Un sourire espiègle se dessina sur ses lèvres. «Alors…si tu connais si bien la chanson… Est-ce que tu acceptes de faire un duo avec moi?»

«D'accord!», s'exclama-t-elle avec joie. Le shamisen reprit.

«Est-ce du brouillard ou des nuages ? Parfum dans le soleil du matin. Cerisiers, cerisiers…Fleurs en pleine floraison»

Rin était soudainement absorbée par la chanson. Elle pensa à sa défunte mère, et à son vieil arbre en fleur dans le jardin. Elle pensa à Sesshomaru, à la couleur des fleurs … et à la couleur de ses yeux… au levé du soleil. Elle pensa aux efforts gargantuesques qu'il avait fait pour la réconforter, elle se rappela sa dernière étreinte.

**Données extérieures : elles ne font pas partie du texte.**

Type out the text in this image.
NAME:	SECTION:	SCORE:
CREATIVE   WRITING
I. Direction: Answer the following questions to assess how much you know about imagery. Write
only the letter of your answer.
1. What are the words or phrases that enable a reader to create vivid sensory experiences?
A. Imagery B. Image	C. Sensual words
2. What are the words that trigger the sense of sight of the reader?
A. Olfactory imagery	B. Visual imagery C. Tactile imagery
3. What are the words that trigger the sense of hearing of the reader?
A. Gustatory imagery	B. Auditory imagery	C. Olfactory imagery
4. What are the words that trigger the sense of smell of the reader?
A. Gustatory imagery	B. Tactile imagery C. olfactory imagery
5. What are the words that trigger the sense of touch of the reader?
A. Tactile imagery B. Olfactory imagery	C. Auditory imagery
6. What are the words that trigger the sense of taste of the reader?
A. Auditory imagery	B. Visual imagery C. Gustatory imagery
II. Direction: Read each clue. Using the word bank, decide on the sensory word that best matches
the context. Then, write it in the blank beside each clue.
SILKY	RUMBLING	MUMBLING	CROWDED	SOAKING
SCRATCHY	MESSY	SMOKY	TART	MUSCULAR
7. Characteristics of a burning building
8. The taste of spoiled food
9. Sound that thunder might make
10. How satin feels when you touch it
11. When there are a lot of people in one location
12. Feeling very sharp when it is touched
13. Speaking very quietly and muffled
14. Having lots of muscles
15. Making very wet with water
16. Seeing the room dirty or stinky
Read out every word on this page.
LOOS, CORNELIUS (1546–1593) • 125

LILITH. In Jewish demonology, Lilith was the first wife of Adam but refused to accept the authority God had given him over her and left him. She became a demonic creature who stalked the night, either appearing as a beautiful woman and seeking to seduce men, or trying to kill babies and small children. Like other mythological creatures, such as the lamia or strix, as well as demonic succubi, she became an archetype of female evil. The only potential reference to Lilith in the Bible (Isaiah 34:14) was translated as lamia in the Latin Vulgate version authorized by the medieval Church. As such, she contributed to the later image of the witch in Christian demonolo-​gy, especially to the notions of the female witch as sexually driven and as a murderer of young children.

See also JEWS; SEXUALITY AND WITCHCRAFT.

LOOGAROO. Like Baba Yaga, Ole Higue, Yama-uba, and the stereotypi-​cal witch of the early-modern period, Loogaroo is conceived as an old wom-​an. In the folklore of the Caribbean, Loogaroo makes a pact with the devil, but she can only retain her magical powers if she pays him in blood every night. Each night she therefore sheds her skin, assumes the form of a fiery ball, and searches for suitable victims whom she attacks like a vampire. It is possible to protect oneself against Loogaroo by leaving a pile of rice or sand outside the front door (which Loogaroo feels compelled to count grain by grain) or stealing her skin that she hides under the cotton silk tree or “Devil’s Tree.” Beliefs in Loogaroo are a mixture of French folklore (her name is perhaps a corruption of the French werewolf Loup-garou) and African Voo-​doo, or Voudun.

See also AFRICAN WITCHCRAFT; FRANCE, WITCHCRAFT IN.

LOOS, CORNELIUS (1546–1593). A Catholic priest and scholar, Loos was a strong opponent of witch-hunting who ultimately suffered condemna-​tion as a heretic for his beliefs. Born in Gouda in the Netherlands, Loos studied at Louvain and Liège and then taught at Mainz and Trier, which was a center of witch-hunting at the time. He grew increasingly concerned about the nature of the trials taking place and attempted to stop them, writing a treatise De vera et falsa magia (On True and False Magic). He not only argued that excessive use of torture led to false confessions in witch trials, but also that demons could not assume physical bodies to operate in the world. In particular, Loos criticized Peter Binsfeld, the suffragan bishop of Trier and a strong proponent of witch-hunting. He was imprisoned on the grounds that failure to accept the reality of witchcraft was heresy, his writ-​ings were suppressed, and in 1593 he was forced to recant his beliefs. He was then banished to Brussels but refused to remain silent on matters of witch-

Shippo n'en croyait pas ses yeux. Il vit quelques personnes jeter des regards curieux à leur petit spectacle. Quelques femmes avec leurs enfants s'agglutinèrent autour d'eux, pour assister à la performance. Le youkai remarqua même quelques pièces lancées à leur pied.

Il n'y avait aucun doute, —malgré les vilaines rumeurs — Rin captivait la foule. Sa voix douce et son regard mélancolique hypnotisaient les passants.

«Cerisiers, cerisiers, A travers le ciel de printemps, Aussi loin qu'on peut voir. Est-ce du brouillard ou des nuages ? Parfum dans l'air. Viens maintenant, viens, Regardons enfin !», termina la jeune femme. Elle fixa avec surprise les quelques passants qui s'étaient arrêté et qui applaudissaient pour elle.

«C'était génial! Il faut absolument qu'on fasse un duo au festival!», s'exclama Shippo.

«Oh… je ne sais pas! Il faudrait que je chante devant beaucoup de monde, n'est-ce pas?», s'inquiéta Rin.

«Mais il le faut! Je ne savais pas que tu chantais aussi bien! Tu deviendrais célèbre à coup sûr!», renchérit Shippo

«Tu crois?», s'enquit Rin, en fixant le sol.

Avant que Shippo ne puisse répondre, une créature ailée se posa tout juste devant Rin. Son visage s'illumina.

«Ah-Un, tu es revenu!», s'exclama-t-elle. Elle eut presque envie d'hurler quand elle vit le bout de papier accroché au cou du dragon. Elle le prit et le cacha dans son obi.

«Allez! Viens Ah-Un! Allons à la source, pour que tu puisses te désaltérer!»

Sous les regards surpris de Shippo et des passants, elle quitta sans même dire au revoir.

«Et oh! Riiin! N'oublie pas notre entente!»

«Quelle entente?», cria Rin au loin.

«Le festival!»

«Je vais y réfléchir!», se contenta-t-elle de répondre, en disparaissant de sa vue.

Shippo rangea son shamisen, et ramassa les quelques sous qui jonchaient le sol. Rin…sa voix était si mélodieuse et si triste à la fois. Il ignorait ce qui pouvait lui inspirer une telle mélancolie… mais ironiquement, il se doutait que c'était cette même tristesse qui allait lui permettre d'être sélectionné pour le festival, ce qu'il souhaitait à tout prix!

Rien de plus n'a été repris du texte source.